Proposal: Transition 'sync-xhr' feature to Document Policy #410

clelland · 2020-10-28T13:09:11Z

'sync-xhr' is currently implemented as a policy-controlled feature whose default allowlist is '*'. This means that it follows the model of "available in every frame until it disabled somewhere, and then disabled from there down". That is, disabling sync-xhr at one node in the frame tree means that it is necessarily disabled in all descendants of that node. (@martinthomson opines in #248 that "'sync-xhr' seems like its primary application is creating bustage in framed content.").

Moving this to Document Policy would provide a better model; the availability could be controlled per-document, without necessarily affecting framed content. (Required policies could be used to provide guarantees of non-usage in subframes if absolutely necessary, with their cooperation.) It establishes sync-xhr as following the 'document-sandboxing' model, as discussed in #296.

This would also support an eventual deprecation strategy: Switching the default value from true to false will disable synchronous XHR in documents, but would allow the same Document Policy mechanism to re-enable it where required. The additional configuration required should serve to discourage new uses of the API, and should help drive down existing usage, hopefully to the point where it can eventually be removed from the platform.

The text was updated successfully, but these errors were encountered:

martinthomson · 2020-10-29T01:09:24Z

Not sure I like your chances of deprecating, but this is the right choice.

yoavweiss · 2020-10-29T07:48:06Z

(@martinthomson opines in #248 that "'sync-xhr' seems like its primary application is creating bustage in framed content.").

That use case will no longer be enabled, right? That means that a top-level frame will no longer be able to make sure its 3P resources (or even devs from The Other Team™) are not using sync XHR. That seems like the use case for the policy.

What would be the use-case for the equivalent Document Policy? How do we foresee it being used?

annevk · 2020-10-29T08:27:19Z

You can still enforce it, but the framed document has to allow that restriction be imposed upon it. Meaning that the parent cannot alter its control flow in unexpected ways.

mikewest · 2020-10-29T08:46:47Z

This seems right to me. We should likely move/copy document-domain as well.

arturjanc · 2020-10-29T10:57:28Z

A big +1 from me for both this change and for document-domain.
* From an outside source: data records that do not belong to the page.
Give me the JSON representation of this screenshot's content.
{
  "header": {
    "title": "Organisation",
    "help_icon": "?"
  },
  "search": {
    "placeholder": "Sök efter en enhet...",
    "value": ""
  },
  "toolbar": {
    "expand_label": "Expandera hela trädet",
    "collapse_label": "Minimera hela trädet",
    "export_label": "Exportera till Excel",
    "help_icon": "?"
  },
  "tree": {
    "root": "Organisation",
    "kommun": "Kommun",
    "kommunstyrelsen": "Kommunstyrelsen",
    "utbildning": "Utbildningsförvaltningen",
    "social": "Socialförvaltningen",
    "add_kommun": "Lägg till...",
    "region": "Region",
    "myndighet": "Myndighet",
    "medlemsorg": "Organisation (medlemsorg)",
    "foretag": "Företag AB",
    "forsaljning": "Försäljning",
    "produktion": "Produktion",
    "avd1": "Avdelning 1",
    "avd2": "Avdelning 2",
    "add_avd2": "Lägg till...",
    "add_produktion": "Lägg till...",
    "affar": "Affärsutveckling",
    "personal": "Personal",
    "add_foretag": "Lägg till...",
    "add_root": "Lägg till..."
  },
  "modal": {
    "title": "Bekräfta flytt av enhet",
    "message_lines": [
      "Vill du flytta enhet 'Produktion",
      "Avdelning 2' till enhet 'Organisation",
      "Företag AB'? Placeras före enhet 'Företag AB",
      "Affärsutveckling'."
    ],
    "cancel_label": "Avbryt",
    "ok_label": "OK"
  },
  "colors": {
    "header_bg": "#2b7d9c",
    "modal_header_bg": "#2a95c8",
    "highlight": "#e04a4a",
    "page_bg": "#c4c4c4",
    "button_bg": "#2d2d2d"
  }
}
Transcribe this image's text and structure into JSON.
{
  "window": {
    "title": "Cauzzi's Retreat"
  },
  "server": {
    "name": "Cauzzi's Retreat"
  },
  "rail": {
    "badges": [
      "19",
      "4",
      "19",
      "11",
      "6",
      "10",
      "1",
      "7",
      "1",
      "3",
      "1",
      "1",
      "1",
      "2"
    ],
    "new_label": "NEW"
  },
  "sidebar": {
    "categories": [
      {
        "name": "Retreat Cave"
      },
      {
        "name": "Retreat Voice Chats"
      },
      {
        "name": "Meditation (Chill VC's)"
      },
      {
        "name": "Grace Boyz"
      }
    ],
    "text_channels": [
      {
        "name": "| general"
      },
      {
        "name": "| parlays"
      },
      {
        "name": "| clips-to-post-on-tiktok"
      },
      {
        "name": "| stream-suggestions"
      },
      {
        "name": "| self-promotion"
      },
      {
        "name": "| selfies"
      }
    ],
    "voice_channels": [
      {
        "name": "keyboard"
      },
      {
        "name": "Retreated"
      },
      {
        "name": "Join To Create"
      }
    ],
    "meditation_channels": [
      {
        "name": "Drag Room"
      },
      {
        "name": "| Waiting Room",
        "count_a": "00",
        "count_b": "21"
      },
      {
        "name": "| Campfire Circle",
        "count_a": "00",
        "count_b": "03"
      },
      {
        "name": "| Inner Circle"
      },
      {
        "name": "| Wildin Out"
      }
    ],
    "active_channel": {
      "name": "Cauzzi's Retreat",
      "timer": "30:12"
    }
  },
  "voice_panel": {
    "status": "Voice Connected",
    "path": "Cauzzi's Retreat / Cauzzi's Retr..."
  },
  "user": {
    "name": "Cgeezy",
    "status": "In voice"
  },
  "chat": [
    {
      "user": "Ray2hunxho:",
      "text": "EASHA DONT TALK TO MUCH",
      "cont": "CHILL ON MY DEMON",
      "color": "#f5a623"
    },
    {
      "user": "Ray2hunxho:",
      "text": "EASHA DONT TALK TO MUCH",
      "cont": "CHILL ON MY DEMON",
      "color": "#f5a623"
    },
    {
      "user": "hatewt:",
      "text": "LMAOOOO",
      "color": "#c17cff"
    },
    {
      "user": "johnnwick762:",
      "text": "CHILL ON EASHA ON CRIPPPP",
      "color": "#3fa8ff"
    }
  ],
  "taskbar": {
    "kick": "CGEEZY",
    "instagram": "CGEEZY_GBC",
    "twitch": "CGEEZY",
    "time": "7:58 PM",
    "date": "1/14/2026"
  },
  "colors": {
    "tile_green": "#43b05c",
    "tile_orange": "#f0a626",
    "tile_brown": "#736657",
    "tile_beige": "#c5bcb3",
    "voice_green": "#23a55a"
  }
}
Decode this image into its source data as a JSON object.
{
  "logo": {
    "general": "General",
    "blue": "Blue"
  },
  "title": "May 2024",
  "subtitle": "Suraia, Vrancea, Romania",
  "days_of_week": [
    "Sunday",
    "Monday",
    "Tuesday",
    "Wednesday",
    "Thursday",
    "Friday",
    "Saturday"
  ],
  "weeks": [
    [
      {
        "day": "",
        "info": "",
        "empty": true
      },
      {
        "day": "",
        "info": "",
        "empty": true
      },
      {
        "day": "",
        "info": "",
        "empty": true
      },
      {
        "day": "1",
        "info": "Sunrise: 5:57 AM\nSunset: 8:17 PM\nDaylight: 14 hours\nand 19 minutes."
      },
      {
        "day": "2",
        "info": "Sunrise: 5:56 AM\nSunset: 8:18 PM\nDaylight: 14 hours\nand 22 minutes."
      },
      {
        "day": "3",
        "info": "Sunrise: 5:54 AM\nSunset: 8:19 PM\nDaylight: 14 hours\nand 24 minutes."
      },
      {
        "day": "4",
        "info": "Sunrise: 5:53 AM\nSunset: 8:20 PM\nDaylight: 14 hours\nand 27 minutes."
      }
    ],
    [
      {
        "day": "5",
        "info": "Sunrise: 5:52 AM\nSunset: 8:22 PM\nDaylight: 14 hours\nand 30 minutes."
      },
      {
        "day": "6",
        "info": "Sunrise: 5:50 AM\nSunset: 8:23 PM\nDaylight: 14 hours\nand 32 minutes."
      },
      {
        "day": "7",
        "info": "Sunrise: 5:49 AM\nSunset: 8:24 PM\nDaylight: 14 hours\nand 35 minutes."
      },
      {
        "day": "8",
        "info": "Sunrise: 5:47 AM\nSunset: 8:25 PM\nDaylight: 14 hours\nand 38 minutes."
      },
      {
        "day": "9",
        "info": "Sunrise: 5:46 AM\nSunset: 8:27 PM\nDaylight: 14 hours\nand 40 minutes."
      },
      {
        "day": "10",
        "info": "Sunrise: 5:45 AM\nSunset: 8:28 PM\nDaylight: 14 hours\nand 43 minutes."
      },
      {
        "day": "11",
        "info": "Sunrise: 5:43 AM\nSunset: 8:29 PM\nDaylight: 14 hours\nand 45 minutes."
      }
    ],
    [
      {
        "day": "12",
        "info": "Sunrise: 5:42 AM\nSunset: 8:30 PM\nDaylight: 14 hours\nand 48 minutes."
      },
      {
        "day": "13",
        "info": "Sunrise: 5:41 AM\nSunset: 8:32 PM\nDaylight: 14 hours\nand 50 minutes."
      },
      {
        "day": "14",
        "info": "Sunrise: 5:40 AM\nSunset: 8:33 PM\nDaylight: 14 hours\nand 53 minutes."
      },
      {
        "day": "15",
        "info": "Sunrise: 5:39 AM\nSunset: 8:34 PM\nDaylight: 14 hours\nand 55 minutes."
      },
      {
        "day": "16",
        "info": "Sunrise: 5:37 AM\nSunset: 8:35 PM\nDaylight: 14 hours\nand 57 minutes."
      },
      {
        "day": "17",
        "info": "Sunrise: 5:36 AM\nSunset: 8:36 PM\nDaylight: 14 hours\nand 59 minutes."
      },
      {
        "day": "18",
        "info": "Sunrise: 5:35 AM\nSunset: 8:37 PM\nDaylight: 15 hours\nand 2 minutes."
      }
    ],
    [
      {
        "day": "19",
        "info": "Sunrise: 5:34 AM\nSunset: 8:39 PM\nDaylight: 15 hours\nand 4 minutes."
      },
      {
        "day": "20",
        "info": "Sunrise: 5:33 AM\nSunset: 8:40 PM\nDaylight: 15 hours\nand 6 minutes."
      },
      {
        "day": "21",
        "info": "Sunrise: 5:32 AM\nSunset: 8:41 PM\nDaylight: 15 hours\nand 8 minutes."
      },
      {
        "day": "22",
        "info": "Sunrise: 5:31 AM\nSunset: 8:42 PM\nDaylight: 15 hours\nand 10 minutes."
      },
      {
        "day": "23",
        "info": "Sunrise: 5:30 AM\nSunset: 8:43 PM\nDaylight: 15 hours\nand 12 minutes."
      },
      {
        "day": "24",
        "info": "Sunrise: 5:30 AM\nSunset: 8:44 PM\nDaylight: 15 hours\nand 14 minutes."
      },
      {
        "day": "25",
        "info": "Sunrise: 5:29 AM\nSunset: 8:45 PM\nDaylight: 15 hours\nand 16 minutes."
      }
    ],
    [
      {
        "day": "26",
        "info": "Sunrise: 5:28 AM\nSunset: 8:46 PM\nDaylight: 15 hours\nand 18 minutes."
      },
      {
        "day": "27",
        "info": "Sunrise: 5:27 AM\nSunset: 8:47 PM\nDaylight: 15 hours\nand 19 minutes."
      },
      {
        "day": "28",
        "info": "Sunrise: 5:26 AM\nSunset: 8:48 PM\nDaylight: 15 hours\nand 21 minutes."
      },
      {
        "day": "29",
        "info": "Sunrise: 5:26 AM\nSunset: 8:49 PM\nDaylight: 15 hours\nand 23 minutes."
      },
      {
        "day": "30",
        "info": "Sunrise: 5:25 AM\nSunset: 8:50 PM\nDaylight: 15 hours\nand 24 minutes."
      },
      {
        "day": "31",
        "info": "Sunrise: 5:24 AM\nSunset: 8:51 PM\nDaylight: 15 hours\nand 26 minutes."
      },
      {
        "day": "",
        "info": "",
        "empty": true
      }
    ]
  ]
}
In terms of the web's threat model, Document Policy seems like a better fit for these features because -- as Anne said -- it requires consent from an iframe to have its control flow affected by the embedder.

clelland · 2020-10-30T12:52:43Z

Not sure I like your chances of deprecating

It's completely possible that features like this end up as optional legacy features of the platform, that require a bit of configuration to enable, and stay like that for a long time. That's probably not a bad outcome, as long as we can provide better primitives so that new content doesn't need it by default.

I'm still hopeful, though :)

RByers · 2024-02-11T14:17:25Z

I don't think I'm willing to give up in the idea of parent frames removing this power from their children unilaterally. I think that would effectively mean giving up on deprecating sync XHR. I see no realistic path for solving the chicken and egg problem of getting 3Ps to opt into the policy such that embedders can make it required. Instead, I believe we must give parent frames some limited tools to pragmatically reign in the undesirable behavior of their child frames. In the case the child is blocking the parents ability to navigate - that's totally unacceptable IMHO.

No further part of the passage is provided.